New group to improve food redistribution to needy
A new industry working group met last week (24 January) to discuss possible ways to improve the UK’s food redistribution to those in need and produce an action plan.
The group, made up of industry bodies including retailers, manufacturers and charities such as Boots UK, innocent drinks and FoodCycle, discussed the current systems in place and possible future methods needed to ‘explore and support ways to increase the amount of surplus food made available for delivery to those in need’.

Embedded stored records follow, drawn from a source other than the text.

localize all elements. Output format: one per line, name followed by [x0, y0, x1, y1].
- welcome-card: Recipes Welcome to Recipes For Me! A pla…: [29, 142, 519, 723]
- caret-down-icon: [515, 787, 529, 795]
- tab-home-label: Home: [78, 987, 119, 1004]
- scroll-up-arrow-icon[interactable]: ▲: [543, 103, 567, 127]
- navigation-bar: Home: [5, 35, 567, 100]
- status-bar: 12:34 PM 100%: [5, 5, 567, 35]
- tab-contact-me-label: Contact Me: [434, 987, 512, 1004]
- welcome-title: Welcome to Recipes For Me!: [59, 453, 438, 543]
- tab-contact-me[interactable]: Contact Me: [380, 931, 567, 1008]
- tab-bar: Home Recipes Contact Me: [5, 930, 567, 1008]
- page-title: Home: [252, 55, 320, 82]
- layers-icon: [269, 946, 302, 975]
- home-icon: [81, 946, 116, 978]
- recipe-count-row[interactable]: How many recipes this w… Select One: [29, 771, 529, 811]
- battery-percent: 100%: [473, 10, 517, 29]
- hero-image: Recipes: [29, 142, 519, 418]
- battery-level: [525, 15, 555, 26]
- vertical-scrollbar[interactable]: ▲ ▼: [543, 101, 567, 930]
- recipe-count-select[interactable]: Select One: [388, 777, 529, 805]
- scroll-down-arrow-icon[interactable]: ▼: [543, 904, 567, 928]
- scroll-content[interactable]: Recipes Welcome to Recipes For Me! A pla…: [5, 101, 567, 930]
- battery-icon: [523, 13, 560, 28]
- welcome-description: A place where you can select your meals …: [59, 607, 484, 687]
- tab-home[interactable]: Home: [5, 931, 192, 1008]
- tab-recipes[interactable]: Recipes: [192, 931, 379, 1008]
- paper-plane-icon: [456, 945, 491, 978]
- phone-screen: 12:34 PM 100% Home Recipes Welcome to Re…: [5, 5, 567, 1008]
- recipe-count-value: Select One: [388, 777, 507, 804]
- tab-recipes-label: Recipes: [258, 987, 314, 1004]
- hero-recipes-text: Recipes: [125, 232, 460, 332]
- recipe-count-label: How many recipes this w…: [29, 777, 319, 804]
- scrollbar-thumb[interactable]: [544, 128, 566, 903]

The group is expected to produce a progress report later this year.
The meeting was chaired by Andy Dawe, Head of Food and Drink at the Waste & Resources Action Programme (WRAP).
He commented: “Preventing waste arising not only saves money in tough economic times but also provides environmental savings. Where there is a surplus of food it is important to make sure it’s being used in the best possible way. The cost of food is rising, and this means that some of the most vulnerable groups in society sometimes struggle to afford food. Increasing food redistribution will help the poorest in society and prevent perfectly good food from going to waste, along with all that went into making it.
“By tackling this with key players across the supply chain we can collectively discover what works and what doesn’t to find the best solutions that we hope will lead to increased redistribution.”
WRAP has increased its focus on food waste and food disparity recently and last week (22 January) helped launch the Think.Eat.Save: Reduce Your Foodprint campaign set up by the UN Environment Programme, the Food and Agriculture Organization and other partners in the aim of significantly reducing the 1.3 billion tonnes of food lost or wasted each year.
According to a study conducted by Aalto University in Finland, the food supply chain (FSC) accounts for one quarter of the world’s lost food. This includes losses that happen before the food is distributed (such as at the harvest or transportation stages), as well as losses caused by retailers and consumers, such as the disposal of imperfect fruits and vegetables.
Waste Minister Lord de Mauley, said: “Preventing food waste protects the environment and makes good business sense. Surplus food is an inevitable part of a secure supply chain and this is an excellent means of putting it to good use. I welcome the launch of this working group and look forward to hearing of its progress later this year.”